1. The pirates' movie coffers are snug, ride high on tech, with easy onboarding

For a glimpse into the bright future of piracy, one need only look at the fast-paced rate at which the app ecosystem is growing. App devs, big players and basement dwellers alike, will not stop coming up with ways to cut out middlemen who push on with tech-unfriendly business models ("ancient" from the Gen-Z POV ). The dervish dev keeps improving the user's in-app - or, for pirate sites, her on-site - experience to the point that the paid moral high ground isn't worth the bother.

The proof is in the popcorn - namely, Popcorn Time's taken off like gangbusters and its recent ISP block in the UK will probably result in proxies and even more traction with the people. Lastly on the comfort front, and what really brings it home for diehard film buffs, the pirates' always updated (crowdsourced) video library is unrivalled - seeing as there's no need to deadhead every month.

2. Flying the pirate flag is a feat of derring-do and a badge of honor

The studios won't win this through the legal channels - case in point, two months after Pirate Bay's severs were seized last December, the site was back online. Those were servers built into a mountain, mind you - because those are the details that live in infamy, that kind of cloak-and-dagger touch can rally hundreds.

When the site's founding pirates were put on trial, the butter-wouldn't-melt defense they mounted might not have served them very well, but TFB APK, the documentary chronicling their fight against the Goliaths, sure did. Challenging pirates on legal grounds is a losing fight for studios not because they don't hold water - but because the pirates have a much stronger track record with netizens.

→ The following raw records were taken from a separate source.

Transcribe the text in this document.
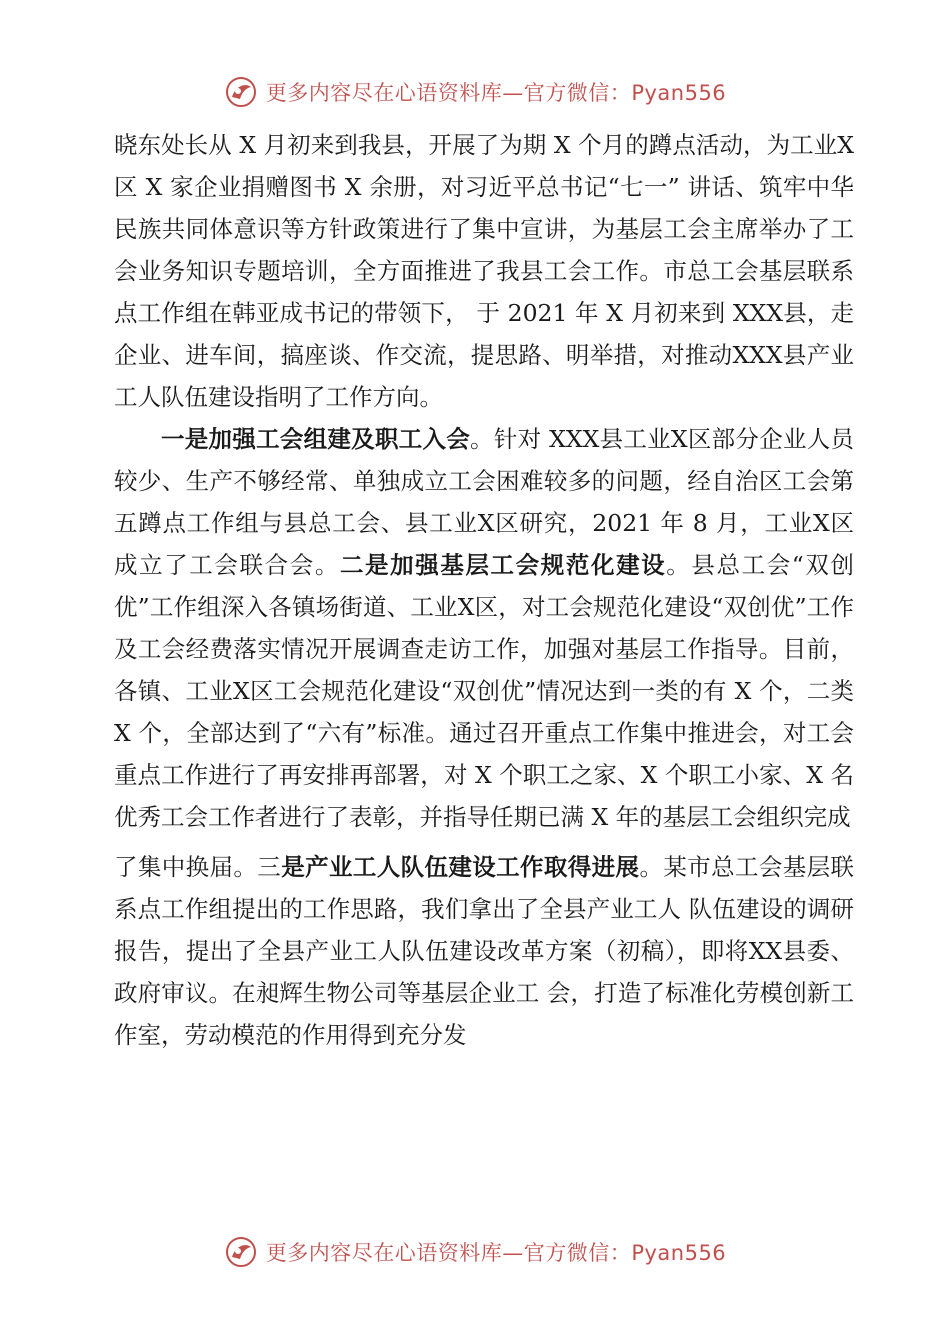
更多内容尽在心语资料库—官方微信：Pyan556

晓东处长从 X 月初来到我县，开展了为期 X 个月的蹲点活动，为工业X区 X 家企业捐赠图书 X 余册，对习近平总书记“七一” 讲话、筑牢中华民族共同体意识等方针政策进行了集中宣讲，为基层工会主席举办了工会业务知识专题培训，全方面推进了我县工会工作。市总工会基层联系点工作组在韩亚成书记的带领下， 于 2021 年 X 月初来到 XXX县，走企业、进车间，搞座谈、作交流，提思路、明举措，对推动XXX县产业工人队伍建设指明了工作方向。

一是加强工会组建及职工入会。针对 XXX县工业X区部分企业人员较少、生产不够经常、单独成立工会困难较多的问题，经自治区工会第五蹲点工作组与县总工会、县工业X区研究，2021 年 8 月，工业X区成立了工会联合会。二是加强基层工会规范化建设。县总工会“双创优”工作组深入各镇场街道、工业X区，对工会规范化建设“双创优”工作及工会经费落实情况开展调查走访工作，加强对基层工作指导。目前，各镇、工业X区工会规范化建设“双创优”情况达到一类的有 X 个，二类 X 个，全部达到了“六有”标准。通过召开重点工作集中推进会，对工会重点工作进行了再安排再部署，对 X 个职工之家、X 个职工小家、X 名优秀工会工作者进行了表彰，并指导任期已满 X 年的基层工会组织完成

了集中换届。三是产业工人队伍建设工作取得进展。某市总工会基层联系点工作组提出的工作思路，我们拿出了全县产业工人 队伍建设的调研报告，提出了全县产业工人队伍建设改革方案（初稿），即将XX县委、政府审议。在昶辉生物公司等基层企业工 会，打造了标准化劳模创新工作室，劳动模范的作用得到充分发

更多内容尽在心语资料库—官方微信：Pyan556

When studios are seen pushing back against grassroots freebie providers, they're actually digging themselves in a very unpopular hole that we regular folks disdainfully dub "The System." To cap it all off, for most people, copyright or supporting the arts doesn't come into the Saturday-night-binge-session decision - it's really all about the fun, so the most that studio's browbeating can do is alienate.

A possible avenue that studios and networks will want to explore further on is personalization - a big trend taking over everything from your smartphones to Sephora. The pirate alternatives, where the bulk of the surfing is done undercover by definition and necessity, can't cater to their user by providing that personal touch. But will that be enough? I fear my money's on the indie techies getting there first.